Part 1: Goa. April 11 to May 1, 2006

Well, it's been a few weeks here and I must admit it's pretty damn near any fantasy I ever had of paradise. We're staying in a coconut palm thatched hut on a hill overlooking Palolum Beach. We've been adopted by a cat that visits us every day to curl up by our feet when it's too hot to do anything but sit outside on the daybed and read in the shade of our massive palm awning. Post-tourist season and pre-monsoon things are pretty lazy - which is exactly what we wanted. All the locals are much more friendly than expected (after a long alcohol and rave riddled party season I had expected some cranky Indians), they're happy it's over, but soon many go home (most are from Karnataka) to jobs that pay even less than the rs.100/day-or about $2.20 that they make here. The Indian's are always laughing and joking with each other and whenever you catch someone's eye they smile and say hello. Naturally, there is a bit of schmooze from some people, but that's expected from such an impoverished place that relies on tourist bucks. But, the hustle has been minimal and when you say you're not interested they still smile and thank you for coming into their store. The weather cannot be better. From living between NYC and LA for so long I've learned to love the heat. Plus there's always the nice cool Arabian Sea to dive into. The other evening we saw two dolphins swimming in the surf with the locals and tourists, it was pretty spectacular.

It is also important to note that all those postcard perfect photographs of women wearing brilliantly colored saris are not set-up shots. We'd just come off the beach (yes, I will continue to rub it in!) where there must have been 200 women swimming. It was a color-field of laughter in the surf.

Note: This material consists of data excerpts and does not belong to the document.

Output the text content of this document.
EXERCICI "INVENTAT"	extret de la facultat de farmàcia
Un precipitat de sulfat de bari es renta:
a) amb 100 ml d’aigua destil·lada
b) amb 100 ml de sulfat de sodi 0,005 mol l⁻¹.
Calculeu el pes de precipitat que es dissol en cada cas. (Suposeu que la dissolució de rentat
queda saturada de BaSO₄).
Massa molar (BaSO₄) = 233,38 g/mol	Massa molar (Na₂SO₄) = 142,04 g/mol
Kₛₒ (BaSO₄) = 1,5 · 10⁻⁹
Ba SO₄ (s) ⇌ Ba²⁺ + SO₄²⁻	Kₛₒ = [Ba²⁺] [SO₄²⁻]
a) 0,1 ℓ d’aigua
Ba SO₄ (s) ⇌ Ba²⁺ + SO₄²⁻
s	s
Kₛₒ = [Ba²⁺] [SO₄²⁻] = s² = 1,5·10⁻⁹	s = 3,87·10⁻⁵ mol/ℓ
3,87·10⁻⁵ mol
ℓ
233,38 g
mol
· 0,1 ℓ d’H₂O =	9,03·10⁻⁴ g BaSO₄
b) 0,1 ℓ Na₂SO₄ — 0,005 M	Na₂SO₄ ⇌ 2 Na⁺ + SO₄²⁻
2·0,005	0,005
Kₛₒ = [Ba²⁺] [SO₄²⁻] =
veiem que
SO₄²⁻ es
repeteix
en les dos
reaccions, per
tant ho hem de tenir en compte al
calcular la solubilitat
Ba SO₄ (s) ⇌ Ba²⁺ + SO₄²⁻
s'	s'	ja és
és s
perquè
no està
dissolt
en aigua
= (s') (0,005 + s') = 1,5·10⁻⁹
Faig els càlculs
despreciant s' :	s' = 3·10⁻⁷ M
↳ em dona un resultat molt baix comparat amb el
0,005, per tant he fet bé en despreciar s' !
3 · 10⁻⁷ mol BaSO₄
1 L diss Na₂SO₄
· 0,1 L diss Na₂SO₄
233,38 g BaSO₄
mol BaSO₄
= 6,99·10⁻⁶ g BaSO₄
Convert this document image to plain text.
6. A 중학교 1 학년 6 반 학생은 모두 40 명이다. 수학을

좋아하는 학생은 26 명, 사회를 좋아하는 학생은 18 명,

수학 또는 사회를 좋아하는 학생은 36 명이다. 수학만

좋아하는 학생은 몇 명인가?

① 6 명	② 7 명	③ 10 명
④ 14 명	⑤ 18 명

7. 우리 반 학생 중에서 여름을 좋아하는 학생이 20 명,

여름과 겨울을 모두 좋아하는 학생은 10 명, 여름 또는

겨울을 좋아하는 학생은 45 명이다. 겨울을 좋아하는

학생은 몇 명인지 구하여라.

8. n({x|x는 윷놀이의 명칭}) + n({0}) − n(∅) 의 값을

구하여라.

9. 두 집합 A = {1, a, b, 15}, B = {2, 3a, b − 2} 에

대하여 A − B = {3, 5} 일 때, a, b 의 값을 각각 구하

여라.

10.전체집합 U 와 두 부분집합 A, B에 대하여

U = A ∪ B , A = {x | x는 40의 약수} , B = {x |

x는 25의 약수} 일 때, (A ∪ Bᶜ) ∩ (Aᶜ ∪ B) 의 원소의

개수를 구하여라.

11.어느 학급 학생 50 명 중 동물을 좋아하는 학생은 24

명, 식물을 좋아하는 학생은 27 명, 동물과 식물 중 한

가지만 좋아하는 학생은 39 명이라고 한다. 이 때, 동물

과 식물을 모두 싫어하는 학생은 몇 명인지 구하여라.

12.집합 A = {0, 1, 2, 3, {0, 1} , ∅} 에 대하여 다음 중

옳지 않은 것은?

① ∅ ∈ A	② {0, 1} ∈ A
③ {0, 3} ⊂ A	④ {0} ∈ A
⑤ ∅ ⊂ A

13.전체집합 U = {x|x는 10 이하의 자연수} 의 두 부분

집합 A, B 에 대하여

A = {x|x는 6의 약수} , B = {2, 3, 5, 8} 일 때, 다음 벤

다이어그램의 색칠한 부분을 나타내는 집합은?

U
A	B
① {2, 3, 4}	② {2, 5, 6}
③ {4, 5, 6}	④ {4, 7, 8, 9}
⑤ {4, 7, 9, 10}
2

I won't bore anyone with descriptions of amazing sunsets, great food, and cheap prices...but I could and I probably will later!

On Saturday, April, 15th , we decided to go to the nearest town to hit an ATM. Chaudi is a tidbit town of about 2000 people, but on market day it transforms into a whirlwind of insane chaos that makes the Barney's Warehouse Sale look like a zen center.

Since then, there's been massage's in the ocean, yoga, body surfing, and the night of the 20th there was a rave on the beach that kept us up till 6:30 am! We're too old for those things so we bought earplugs (ineffective) and spent the night tossing and turning and cursing those damn kids. By the end of the next day there were a lot of very pink people waking up in beach chairs.

The stay in Goa has been a wonderful and very soft landing. We're off to the insanity of Mumbai on the 1st of May...wish us luck.

In some of the pictures above you'll see hotel staff (who were wonderful) mixed in with some of the people we've met along the way. One important note is that we befriended Rebecca Andrist who, in turn, introduced us to some wonderful people who are in the last two pictures (2nd to last picture: Megan, Rebecca, and Helen. Last picture: Andreas, Peter, Megan, Peter, and Rebecca...the dogs wish to remain anonymous).

The following are a few of Peter's observations:

Mosquito's love DEET like an Irishman loves Guinness. But, the toxic chemicals used in the DEET products make a wonderful body-oil that penetrates the tightest pores and softens even the roughest of skin to a baby soft touch!

Underwear is highly overrated, as are showers, shaving and deodorant.

Before coming to India it is important to become very proficient in the yoga pose called Malasana. Research the pose online then look at the photo of our toilet...this observation will become very clear.

A cold bucket shower has more waking power than an adrenalin shot directly into the heart.

One good face-plant into the sand while body surfing is a great way to exfoliate.

Mosquito's come out at dusk, dawn, and when I'm practicing yoga.